Tim Tebow is about to find out that playing a professional sport in New York City is a gift and a curse. In America’s biggest city, team success is incredibly magnified, and championships lead to glory.
On the flipside, when a team, coach or athlete falls short of a championship, the fans and media ostracize that individual. (Just ask Tiki Barber, Mike Piazza and Patrick Ewing, among others.) Their legacies become the person who fell short of what really matters–a championship–regardless of how much talent the athlete possesses.
As far as the true NFL fan is concerned, Tebow going to the New York Jets was, like Tebow, a giant paradox. When Tebow eventually weeds out the pressured Mark Sanchez as starting quarterback, if Tebow miraculously finds a way to win as he did in Denver, chaos ensues, because Tebowmania is all any fan will hear about from the media.
With the acquisition of Tebow, the Jets seize whatever headlines the New York Giants garnered after winning a Super Bowl. We are almost to the point in sports where off-the-field news accumulates more attention than the play of the game itself.
It is a shame that Tebow could not have learned under future Hall of Famer Peyton Manning in Denver for a year or two. Because when you can trade a quarterback with mystical powers for a 36-year-old coming off of four neck surgeries, you just have to do it, right? For whatever reason, egos would not allow a Manning-Tebow companionship.
Tebow is a standup guy that does what he says he’s going to do to further his team and inspire his teammates. Not only is Tebow a natural born leader, he has been a winner at every level of competition.
That being said, Tebow reached a point in time when the Broncos were no longer winning because of him instead of in spite of him. A fundamental question the Jets “figured out” is under what other NFL system would a quarterback with Tebow’s inadequacy be successful? Clearly the Jets do not think this matters.

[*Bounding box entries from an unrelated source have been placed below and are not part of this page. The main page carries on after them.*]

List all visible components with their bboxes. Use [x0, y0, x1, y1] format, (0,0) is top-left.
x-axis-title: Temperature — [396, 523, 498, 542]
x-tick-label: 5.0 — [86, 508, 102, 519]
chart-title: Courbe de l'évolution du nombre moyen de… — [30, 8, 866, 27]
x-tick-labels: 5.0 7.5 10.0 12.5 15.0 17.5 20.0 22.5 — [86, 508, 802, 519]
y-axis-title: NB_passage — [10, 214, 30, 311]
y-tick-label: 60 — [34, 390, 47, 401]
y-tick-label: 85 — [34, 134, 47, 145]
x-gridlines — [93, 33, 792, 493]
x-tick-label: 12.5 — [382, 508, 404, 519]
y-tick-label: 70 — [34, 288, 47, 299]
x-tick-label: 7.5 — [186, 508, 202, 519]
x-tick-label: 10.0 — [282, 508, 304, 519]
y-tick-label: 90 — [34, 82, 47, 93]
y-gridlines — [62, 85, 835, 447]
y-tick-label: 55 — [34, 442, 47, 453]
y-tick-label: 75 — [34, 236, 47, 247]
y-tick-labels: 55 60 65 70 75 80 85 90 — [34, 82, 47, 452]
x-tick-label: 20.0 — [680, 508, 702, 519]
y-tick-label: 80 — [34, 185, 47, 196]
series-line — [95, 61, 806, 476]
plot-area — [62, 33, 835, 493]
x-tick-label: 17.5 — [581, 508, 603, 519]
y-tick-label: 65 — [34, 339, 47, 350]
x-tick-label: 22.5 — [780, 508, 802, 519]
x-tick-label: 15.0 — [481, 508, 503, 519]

Furthermore, there has never been a player so integral to his team’s success who possesses the ability to play so poorly for most of the game, yet can still somehow manage to pullout victory after victory. Tebow is one giant contradiction.
Tebow’s value has deteriorated since being drafted No. 25 overall in 2010. The former first-round pick was traded for a fourth-round and sixth-round pick (Denver did get a seventh-round pick back in addition to Tebow).
Kudos to Broncos Executive Vice President of Football Operations, John Elway, who drove up whatever trade value Tebow possessed, when he repeatedly backed the former Florida Gator.
What remains unclear is how far Elway could foresee the potential availability of Peyton Manning. Acquiring Manning is an obvious choice for anyone who can rub two brain cells together, no matter how extraordinary Tebow’s antics.
Whether you love Tebow or hate his guts, you can’t help but be drawn to the quarterback who runs like a fullback, throws like a third-grade girl throwing a 15-pound medicine ball, who, at the same time, is so compassionate he is almost a priest-like figure. What makes him compelling is that he probably does not have a snow ball’s chance in hell at achieving any real success in the NFL, but for the time being his record shows quite the contrary.